Retrofitting of contour markings for lorries? Not likely!

Date: 14, January 2016
At a meeting on January 12, 2016 in Bruxelles the spotlight was put on the lorries in the EU that today do not have contour markings. The question was if it makes sense to introduce an obligation today to add contour markings on all lorries on the EU roads, in other words retrofitting for already registered lorries. The answer was broadly a no!

Contour markings are basically reflective tapes that are placed on the profile of the lorry to make it more visible for other vehicles in the traffic. In July 2008 this was gradually made obligatory for new lorries and trailers in the EU but no requirement for retrofitting.

Study on retrofitting shows great costs but also some benefits

The event presented a study made by the Dutch institute for road safety research SWOV. The main points of the study are that on the basic assumption that around 30% of the accidents involving trucks and other vehicles can be prevented by contour markings there will be net benefits for society from retrofitting on all existing vehicles above 7,5 t. But it comes at a cost. While the price of a meter of reflective tape is relatively low (2-3 €/meter), the accumulated costs for the industry in EU would be up to 500 million euros.

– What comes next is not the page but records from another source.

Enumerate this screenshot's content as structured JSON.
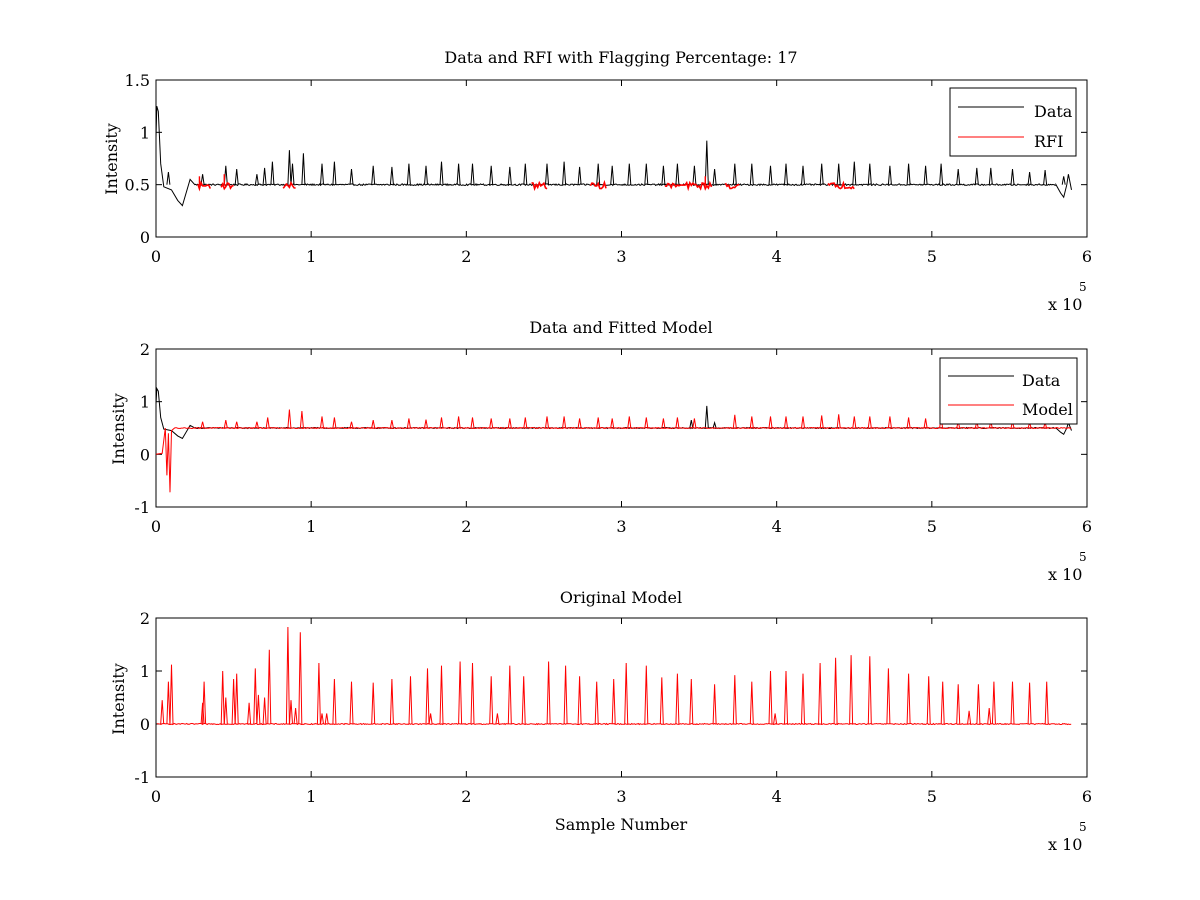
{
  "figure": {
    "background": "#ffffff"
  },
  "chart_data": [
    {
      "type": "line",
      "title": "Data and RFI with Flagging Percentage: 17",
      "xlabel": "",
      "ylabel": "Intensity",
      "xlim": [
        0,
        6
      ],
      "ylim": [
        0,
        1.5
      ],
      "xticks": [
        "0",
        "1",
        "2",
        "3",
        "4",
        "5",
        "6"
      ],
      "yticks": [
        "0",
        "0.5",
        "1",
        "1.5"
      ],
      "x_multiplier": {
        "base": "x 10",
        "exponent": "5"
      },
      "legend": {
        "placement": "top-right",
        "entries": [
          {
            "label": "Data",
            "color": "#000000"
          },
          {
            "label": "RFI",
            "color": "#ff0000"
          }
        ]
      },
      "series": [
        {
          "name": "Data",
          "color": "#000000",
          "baseline": 0.5,
          "x_end": 5.9,
          "start_transient": [
            [
              0,
              0.95
            ],
            [
              0.005,
              1.25
            ],
            [
              0.015,
              1.2
            ],
            [
              0.03,
              0.7
            ],
            [
              0.05,
              0.48
            ],
            [
              0.1,
              0.45
            ],
            [
              0.14,
              0.35
            ],
            [
              0.17,
              0.3
            ],
            [
              0.22,
              0.55
            ],
            [
              0.25,
              0.5
            ]
          ],
          "end_transient": [
            [
              5.8,
              0.5
            ],
            [
              5.83,
              0.42
            ],
            [
              5.85,
              0.38
            ],
            [
              5.87,
              0.5
            ],
            [
              5.88,
              0.6
            ],
            [
              5.9,
              0.45
            ]
          ],
          "spikes": [
            [
              0.08,
              0.62
            ],
            [
              0.3,
              0.6
            ],
            [
              0.45,
              0.68
            ],
            [
              0.52,
              0.65
            ],
            [
              0.65,
              0.6
            ],
            [
              0.7,
              0.66
            ],
            [
              0.75,
              0.72
            ],
            [
              0.86,
              0.83
            ],
            [
              0.88,
              0.7
            ],
            [
              0.95,
              0.8
            ],
            [
              1.07,
              0.7
            ],
            [
              1.15,
              0.72
            ],
            [
              1.26,
              0.65
            ],
            [
              1.4,
              0.68
            ],
            [
              1.52,
              0.67
            ],
            [
              1.63,
              0.7
            ],
            [
              1.74,
              0.68
            ],
            [
              1.84,
              0.72
            ],
            [
              1.95,
              0.7
            ],
            [
              2.04,
              0.7
            ],
            [
              2.16,
              0.68
            ],
            [
              2.28,
              0.67
            ],
            [
              2.38,
              0.7
            ],
            [
              2.52,
              0.7
            ],
            [
              2.63,
              0.72
            ],
            [
              2.73,
              0.67
            ],
            [
              2.85,
              0.7
            ],
            [
              2.94,
              0.68
            ],
            [
              3.05,
              0.7
            ],
            [
              3.16,
              0.7
            ],
            [
              3.27,
              0.68
            ],
            [
              3.36,
              0.7
            ],
            [
              3.47,
              0.68
            ],
            [
              3.55,
              0.92
            ],
            [
              3.6,
              0.65
            ],
            [
              3.73,
              0.7
            ],
            [
              3.84,
              0.7
            ],
            [
              3.96,
              0.68
            ],
            [
              4.06,
              0.7
            ],
            [
              4.17,
              0.68
            ],
            [
              4.29,
              0.7
            ],
            [
              4.4,
              0.7
            ],
            [
              4.5,
              0.72
            ],
            [
              4.6,
              0.7
            ],
            [
              4.73,
              0.68
            ],
            [
              4.85,
              0.7
            ],
            [
              4.96,
              0.68
            ],
            [
              5.06,
              0.7
            ],
            [
              5.17,
              0.65
            ],
            [
              5.29,
              0.66
            ],
            [
              5.38,
              0.66
            ],
            [
              5.52,
              0.65
            ],
            [
              5.63,
              0.62
            ],
            [
              5.73,
              0.64
            ],
            [
              5.85,
              0.58
            ]
          ]
        },
        {
          "name": "RFI",
          "color": "#ff0000",
          "baseline": 0.49,
          "segments": [
            [
              0.27,
              0.36
            ],
            [
              0.42,
              0.5
            ],
            [
              0.82,
              0.9
            ],
            [
              2.42,
              2.52
            ],
            [
              2.8,
              2.9
            ],
            [
              3.28,
              3.58
            ],
            [
              3.67,
              3.76
            ],
            [
              4.33,
              4.5
            ]
          ],
          "spikes": [
            [
              0.28,
              0.58
            ],
            [
              0.44,
              0.6
            ],
            [
              3.54,
              0.58
            ]
          ]
        }
      ]
    },
    {
      "type": "line",
      "title": "Data and Fitted Model",
      "xlabel": "",
      "ylabel": "Intensity",
      "xlim": [
        0,
        6
      ],
      "ylim": [
        -1,
        2
      ],
      "xticks": [
        "0",
        "1",
        "2",
        "3",
        "4",
        "5",
        "6"
      ],
      "yticks": [
        "-1",
        "0",
        "1",
        "2"
      ],
      "x_multiplier": {
        "base": "x 10",
        "exponent": "5"
      },
      "legend": {
        "placement": "top-right",
        "entries": [
          {
            "label": "Data",
            "color": "#000000"
          },
          {
            "label": "Model",
            "color": "#ff0000"
          }
        ]
      },
      "series": [
        {
          "name": "Data",
          "color": "#000000",
          "baseline": 0.5,
          "x_end": 5.9,
          "start_transient": [
            [
              0,
              0.95
            ],
            [
              0.005,
              1.25
            ],
            [
              0.015,
              1.2
            ],
            [
              0.03,
              0.7
            ],
            [
              0.05,
              0.48
            ],
            [
              0.1,
              0.45
            ],
            [
              0.14,
              0.35
            ],
            [
              0.17,
              0.3
            ],
            [
              0.22,
              0.55
            ],
            [
              0.25,
              0.5
            ]
          ],
          "end_transient": [
            [
              5.8,
              0.5
            ],
            [
              5.83,
              0.42
            ],
            [
              5.85,
              0.38
            ],
            [
              5.87,
              0.5
            ],
            [
              5.88,
              0.6
            ],
            [
              5.9,
              0.45
            ]
          ],
          "spikes": [
            [
              3.45,
              0.65
            ],
            [
              3.55,
              0.92
            ],
            [
              3.6,
              0.6
            ]
          ]
        },
        {
          "name": "Model",
          "color": "#ff0000",
          "baseline": 0.5,
          "x_end": 5.9,
          "start_transient": [
            [
              0,
              0.0
            ],
            [
              0.04,
              0.02
            ],
            [
              0.06,
              0.5
            ],
            [
              0.07,
              -0.4
            ],
            [
              0.08,
              0.4
            ],
            [
              0.09,
              -0.72
            ],
            [
              0.1,
              0.45
            ],
            [
              0.12,
              0.5
            ]
          ],
          "spikes": [
            [
              0.3,
              0.62
            ],
            [
              0.45,
              0.65
            ],
            [
              0.52,
              0.62
            ],
            [
              0.65,
              0.62
            ],
            [
              0.72,
              0.7
            ],
            [
              0.86,
              0.85
            ],
            [
              0.94,
              0.82
            ],
            [
              1.07,
              0.72
            ],
            [
              1.15,
              0.7
            ],
            [
              1.26,
              0.62
            ],
            [
              1.4,
              0.65
            ],
            [
              1.52,
              0.65
            ],
            [
              1.63,
              0.68
            ],
            [
              1.74,
              0.66
            ],
            [
              1.84,
              0.7
            ],
            [
              1.95,
              0.72
            ],
            [
              2.04,
              0.7
            ],
            [
              2.16,
              0.68
            ],
            [
              2.28,
              0.68
            ],
            [
              2.38,
              0.7
            ],
            [
              2.52,
              0.72
            ],
            [
              2.63,
              0.72
            ],
            [
              2.73,
              0.68
            ],
            [
              2.85,
              0.7
            ],
            [
              2.94,
              0.68
            ],
            [
              3.05,
              0.72
            ],
            [
              3.16,
              0.7
            ],
            [
              3.27,
              0.68
            ],
            [
              3.36,
              0.7
            ],
            [
              3.47,
              0.68
            ],
            [
              3.73,
              0.75
            ],
            [
              3.84,
              0.72
            ],
            [
              3.96,
              0.72
            ],
            [
              4.06,
              0.72
            ],
            [
              4.17,
              0.72
            ],
            [
              4.29,
              0.74
            ],
            [
              4.4,
              0.76
            ],
            [
              4.5,
              0.72
            ],
            [
              4.6,
              0.72
            ],
            [
              4.73,
              0.72
            ],
            [
              4.85,
              0.7
            ],
            [
              4.96,
              0.68
            ],
            [
              5.06,
              0.7
            ],
            [
              5.17,
              0.62
            ],
            [
              5.29,
              0.62
            ],
            [
              5.38,
              0.62
            ],
            [
              5.52,
              0.62
            ],
            [
              5.63,
              0.6
            ],
            [
              5.73,
              0.6
            ]
          ]
        }
      ]
    },
    {
      "type": "line",
      "title": "Original Model",
      "xlabel": "Sample Number",
      "ylabel": "Intensity",
      "xlim": [
        0,
        6
      ],
      "ylim": [
        -1,
        2
      ],
      "xticks": [
        "0",
        "1",
        "2",
        "3",
        "4",
        "5",
        "6"
      ],
      "yticks": [
        "-1",
        "0",
        "1",
        "2"
      ],
      "x_multiplier": {
        "base": "x 10",
        "exponent": "5"
      },
      "legend": null,
      "series": [
        {
          "name": "Original Model",
          "color": "#ff0000",
          "baseline": 0.0,
          "x_end": 5.9,
          "spikes": [
            [
              0.04,
              0.45
            ],
            [
              0.08,
              0.8
            ],
            [
              0.1,
              1.12
            ],
            [
              0.3,
              0.4
            ],
            [
              0.31,
              0.8
            ],
            [
              0.43,
              1.0
            ],
            [
              0.45,
              0.5
            ],
            [
              0.5,
              0.85
            ],
            [
              0.52,
              0.95
            ],
            [
              0.6,
              0.4
            ],
            [
              0.64,
              1.05
            ],
            [
              0.66,
              0.55
            ],
            [
              0.7,
              0.5
            ],
            [
              0.73,
              1.4
            ],
            [
              0.85,
              1.83
            ],
            [
              0.87,
              0.45
            ],
            [
              0.9,
              0.3
            ],
            [
              0.93,
              1.73
            ],
            [
              1.05,
              1.15
            ],
            [
              1.07,
              0.2
            ],
            [
              1.1,
              0.2
            ],
            [
              1.15,
              0.85
            ],
            [
              1.26,
              0.8
            ],
            [
              1.4,
              0.78
            ],
            [
              1.52,
              0.85
            ],
            [
              1.64,
              0.9
            ],
            [
              1.75,
              1.05
            ],
            [
              1.77,
              0.2
            ],
            [
              1.84,
              1.1
            ],
            [
              1.96,
              1.18
            ],
            [
              2.04,
              1.15
            ],
            [
              2.16,
              0.9
            ],
            [
              2.2,
              0.2
            ],
            [
              2.28,
              1.1
            ],
            [
              2.37,
              0.9
            ],
            [
              2.53,
              1.18
            ],
            [
              2.64,
              1.1
            ],
            [
              2.73,
              0.9
            ],
            [
              2.84,
              0.8
            ],
            [
              2.95,
              0.85
            ],
            [
              3.03,
              1.15
            ],
            [
              3.16,
              1.1
            ],
            [
              3.26,
              0.88
            ],
            [
              3.36,
              0.95
            ],
            [
              3.45,
              0.85
            ],
            [
              3.6,
              0.75
            ],
            [
              3.73,
              0.92
            ],
            [
              3.84,
              0.8
            ],
            [
              3.96,
              1.0
            ],
            [
              3.99,
              0.2
            ],
            [
              4.06,
              1.0
            ],
            [
              4.17,
              0.95
            ],
            [
              4.28,
              1.15
            ],
            [
              4.38,
              1.25
            ],
            [
              4.48,
              1.3
            ],
            [
              4.6,
              1.28
            ],
            [
              4.72,
              1.05
            ],
            [
              4.85,
              0.95
            ],
            [
              4.98,
              0.9
            ],
            [
              5.07,
              0.8
            ],
            [
              5.17,
              0.75
            ],
            [
              5.24,
              0.25
            ],
            [
              5.3,
              0.75
            ],
            [
              5.37,
              0.3
            ],
            [
              5.4,
              0.8
            ],
            [
              5.52,
              0.8
            ],
            [
              5.63,
              0.78
            ],
            [
              5.74,
              0.8
            ]
          ]
        }
      ]
    }
  ]
}
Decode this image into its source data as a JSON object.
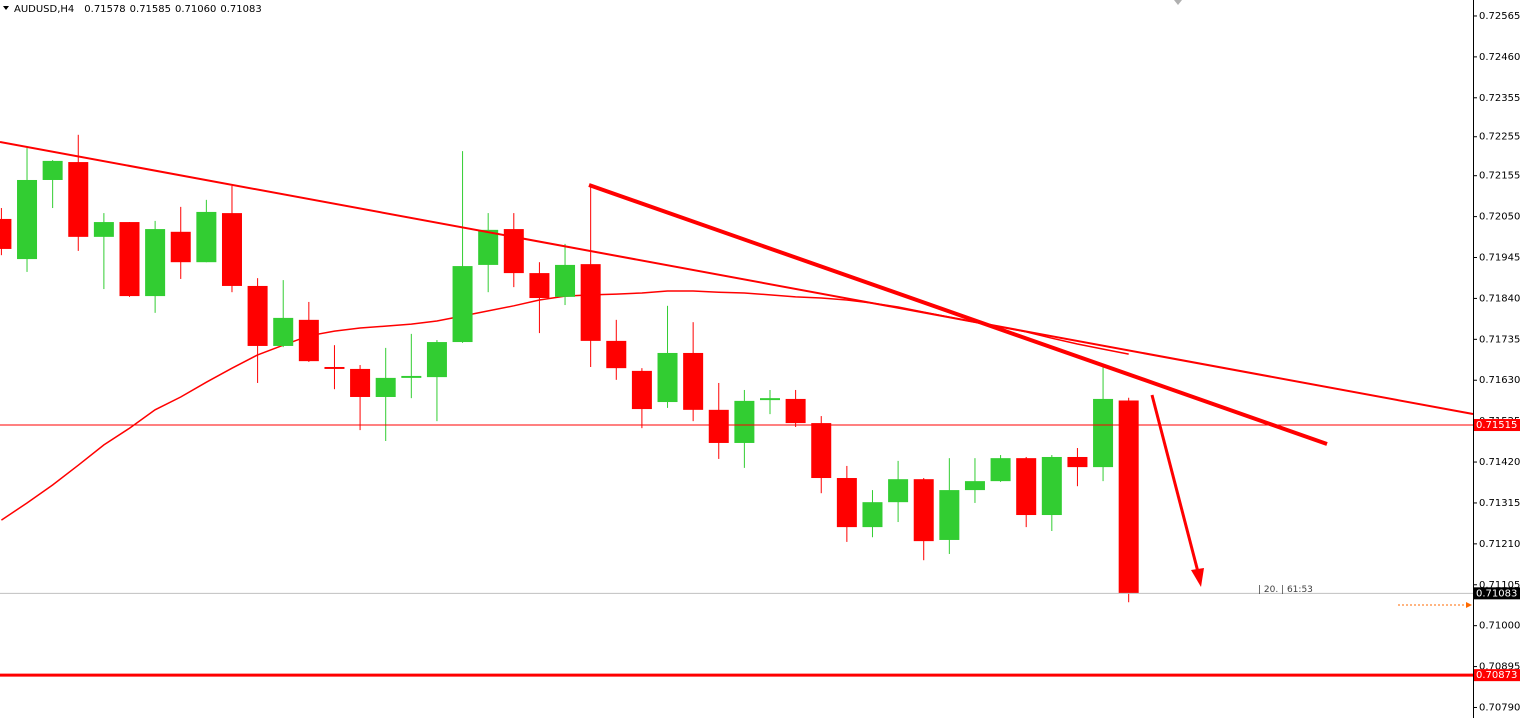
{
  "chart_data": {
    "type": "candlestick",
    "symbol": "AUDUSD,H4",
    "quote_labels": [
      "0.71578",
      "0.71585",
      "0.71060",
      "0.71083"
    ],
    "up_color": "#32cd32",
    "down_color": "#ff0000",
    "open": [
      0.72044,
      0.71941,
      0.72144,
      0.7219,
      0.71998,
      0.72036,
      0.71846,
      0.72011,
      0.71933,
      0.72059,
      0.71872,
      0.71718,
      0.71785,
      0.71664,
      0.71659,
      0.71587,
      0.71636,
      0.71638,
      0.71728,
      0.71926,
      0.72018,
      0.71905,
      0.71844,
      0.71928,
      0.71731,
      0.71654,
      0.71574,
      0.717,
      0.71554,
      0.71469,
      0.71579,
      0.71582,
      0.7152,
      0.71379,
      0.71253,
      0.71317,
      0.71376,
      0.7122,
      0.71348,
      0.71371,
      0.7143,
      0.71284,
      0.71433,
      0.71407,
      0.71578
    ],
    "high": [
      0.72072,
      0.72226,
      0.72195,
      0.7226,
      0.72059,
      0.72036,
      0.72039,
      0.72075,
      0.72093,
      0.72129,
      0.71892,
      0.71887,
      0.71831,
      0.7172,
      0.71669,
      0.71713,
      0.71749,
      0.71733,
      0.72218,
      0.72059,
      0.72059,
      0.71933,
      0.7198,
      0.72131,
      0.71785,
      0.71661,
      0.71821,
      0.71779,
      0.71623,
      0.71605,
      0.71605,
      0.71605,
      0.71538,
      0.7141,
      0.71348,
      0.71423,
      0.71379,
      0.7143,
      0.7143,
      0.71438,
      0.71433,
      0.71438,
      0.71456,
      0.71669,
      0.71585
    ],
    "low": [
      0.71951,
      0.71908,
      0.72072,
      0.71962,
      0.71864,
      0.71844,
      0.71803,
      0.7189,
      0.71933,
      0.71856,
      0.71623,
      0.71715,
      0.71677,
      0.71607,
      0.71502,
      0.71474,
      0.71584,
      0.71525,
      0.71726,
      0.71856,
      0.71869,
      0.71751,
      0.71823,
      0.71664,
      0.71631,
      0.71507,
      0.71559,
      0.71525,
      0.71428,
      0.71405,
      0.71543,
      0.7151,
      0.7134,
      0.71215,
      0.71227,
      0.71266,
      0.71168,
      0.71184,
      0.71315,
      0.71369,
      0.71253,
      0.71243,
      0.71358,
      0.71371,
      0.7106
    ],
    "close": [
      0.71967,
      0.72144,
      0.72193,
      0.71998,
      0.72036,
      0.71846,
      0.72018,
      0.71933,
      0.72062,
      0.71872,
      0.71718,
      0.7179,
      0.71679,
      0.71659,
      0.71587,
      0.71636,
      0.71641,
      0.71728,
      0.71923,
      0.72016,
      0.71905,
      0.71841,
      0.71926,
      0.71731,
      0.71661,
      0.71556,
      0.717,
      0.71554,
      0.71469,
      0.71577,
      0.71584,
      0.7152,
      0.71379,
      0.71253,
      0.71317,
      0.71376,
      0.71217,
      0.71348,
      0.71371,
      0.7143,
      0.71284,
      0.71433,
      0.71407,
      0.71582,
      0.71083
    ],
    "moving_average": {
      "color": "#ff0000",
      "values": [
        0.71271,
        0.71315,
        0.71361,
        0.71412,
        0.71464,
        0.71507,
        0.71554,
        0.71587,
        0.71625,
        0.71661,
        0.71695,
        0.7172,
        0.71744,
        0.71756,
        0.71764,
        0.71769,
        0.71774,
        0.71782,
        0.71795,
        0.71808,
        0.71821,
        0.71836,
        0.71846,
        0.71849,
        0.71851,
        0.71854,
        0.71859,
        0.71859,
        0.71856,
        0.71854,
        0.71849,
        0.71844,
        0.71841,
        0.71836,
        0.71828,
        0.71818,
        0.71805,
        0.71792,
        0.71779,
        0.71767,
        0.71754,
        0.71738,
        0.71723,
        0.7171,
        0.71697
      ]
    },
    "levels": [
      {
        "value": 0.71515,
        "color": "#ff0000",
        "width": 1
      },
      {
        "value": 0.71083,
        "color": "#c0c0c0",
        "label_color": "#000000",
        "width": 1
      },
      {
        "value": 0.70873,
        "color": "#ff0000",
        "width": 3
      }
    ],
    "timer_label": "| 20. | 61:53",
    "ylim": [
      0.70763,
      0.72606
    ],
    "yticks": [
      0.72565,
      {
        "value": 0.7246,
        "label": "0.72460"
      },
      0.72355,
      0.72255,
      0.72155,
      {
        "value": 0.7205,
        "label": "0.72050"
      },
      0.71945,
      {
        "value": 0.7184,
        "label": "0.71840"
      },
      0.71735,
      {
        "value": 0.7163,
        "label": "0.71630"
      },
      0.71525,
      {
        "value": 0.7142,
        "label": "0.71420"
      },
      0.71315,
      {
        "value": 0.7121,
        "label": "0.71210"
      },
      0.71105,
      {
        "value": 0.71,
        "label": "0.71000"
      },
      0.70895,
      {
        "value": 0.7079,
        "label": "0.70790"
      }
    ]
  }
}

However, the study also showed, that the problem is naturally disappearing. With more and more new trucks, the lorries without contour markings are gradually disappearing from the roads and are expected to have disappeared significantly already in 2020. This applies not least to the lorries on the inter-urban roads, where the reflective markings have greatest effect.

The Commission expresses reluctance to legislate

The Commission, represented by head of unit Mr Szabols Schmidt, commented on the study by focusing on the uncertainties relating to the study and the impacts of contour markings. In 2003 the conclusion had been that there was a case for requirements for new vehicles, but not for retro fitting. It would be too expensive. He added, that today the starting position of the Commission is that the case for retrofitting is getting smaller and smaller every year. At the same time also truck accidents are in same positive development as other accidents – even if without retrofitting of contour markings. It will take time for the Commission to make a proposal, so by the time it is adopted the problem will most likely have disappeared.

Instead focus should be in the many other issues that concerns road safety for lorries: general safety, alcolocks, drivers training, emergency break systems, skills and competences

The industry is sceptical

NLA expressed at the meeting same concern as the Commission. “Our members are already doing a lot for road safety and spending many ressources on it. But the priorities are different in different countries. In Norway there are concerns about winter driving skills, in Denmark concerns about lorries and bicyclists, in Sweden there is the ambition of zero raod deaths… To ask our members to invest millions in reflective markings – because of a decision in the EU – should only be done if the evidence is crystal clear. What the study showed us was not crystal clear. It was a study based on old data, not taking into account the improved safety of trucks that has taken place recent years and thus the conclusion tends to turn in the wrong direction,” stated NLAs CEO Søren H Larsen at the meeting.

In the end the representative of SWOV had to clarify, that the study is talking about a modest and small number of accidents and that many other crashes and accidents, which would not be prevented by contour markings, are also important.

Best practices and focus on safety

In the end there was emerging a consensus in the room, that if anything should be done about contour-marking it should be on a voluntary basis, because an operator finds it makes sense for his trucks.

In concluding ETSC focused on contour markings being only one of many measures, and that since it was a problem that was disappearing – because the old trucks are disappearing – it could make sense to focus on more voluntary/best practice solutions rather than legislation to make more lorries more visible.